The group is also hopeful it can reign back cashburn through improving earnings with its cost-cutting plans. The EUR 850m cost-reduction programme for the year includes a sharp reduction in fleet volumes with the average fleet down around 20% YoY in April and planned to reduce by a third in June. It also hopes to reduce operating variable costs while 80% of its employees are under partial employment, with further HQ cost cuts on the cards as well.
Europcar’s EUR 600m 4.125% senior secured 2024s lost eight points since Monday (4 May) to 55.25-mid yielding 19.5% while the EUR 450m 4% senior unsecured 2026s dropped seven points and are indicated at 53.5-mid yielding 19.5%, though both bonds have been steady since Tuesday evening reporting, according to Markit. S&P have estimated recovery values of zero to 10%, according to the analyst.
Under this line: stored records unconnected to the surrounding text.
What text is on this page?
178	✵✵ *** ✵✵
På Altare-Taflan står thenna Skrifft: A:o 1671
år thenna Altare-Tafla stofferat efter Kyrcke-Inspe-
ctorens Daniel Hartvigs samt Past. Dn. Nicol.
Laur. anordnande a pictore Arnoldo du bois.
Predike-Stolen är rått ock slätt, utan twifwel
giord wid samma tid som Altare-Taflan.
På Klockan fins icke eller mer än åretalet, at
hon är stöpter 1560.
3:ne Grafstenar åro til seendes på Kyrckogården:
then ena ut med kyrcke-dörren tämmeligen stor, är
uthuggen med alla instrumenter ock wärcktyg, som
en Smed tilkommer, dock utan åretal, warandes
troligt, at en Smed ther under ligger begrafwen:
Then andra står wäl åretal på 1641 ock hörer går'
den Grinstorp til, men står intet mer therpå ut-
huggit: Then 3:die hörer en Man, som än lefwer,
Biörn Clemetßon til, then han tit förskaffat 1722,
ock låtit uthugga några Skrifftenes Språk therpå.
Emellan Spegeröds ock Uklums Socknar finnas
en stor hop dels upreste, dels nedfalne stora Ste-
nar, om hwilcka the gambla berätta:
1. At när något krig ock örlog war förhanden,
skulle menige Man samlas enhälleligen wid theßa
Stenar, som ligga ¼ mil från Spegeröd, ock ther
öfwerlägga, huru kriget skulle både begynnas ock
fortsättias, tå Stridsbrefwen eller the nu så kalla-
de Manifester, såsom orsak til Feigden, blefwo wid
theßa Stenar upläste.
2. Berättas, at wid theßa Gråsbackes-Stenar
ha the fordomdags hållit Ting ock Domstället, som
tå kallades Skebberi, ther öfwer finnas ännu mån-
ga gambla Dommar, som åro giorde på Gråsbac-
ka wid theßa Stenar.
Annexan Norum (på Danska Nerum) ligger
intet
“You don’t short bonds at 50 cents, but I wouldn’t long either as these senior notes could still go down to 10 cents,” the first buysider said. “We know for certain that the next quarter will be completely bad, and it is best to wait for this quarter to pass and then decide to invest.”
There had been analyst hypotheses of a possible change of control, should sponsor Eurazeo sell its holding and another shareholder acquires more than 50% of voting power. However, the 29.9% Europcar shareholder participated in the recent Europcar financing alongside the French state and bank consortium, suggesting it remains committed.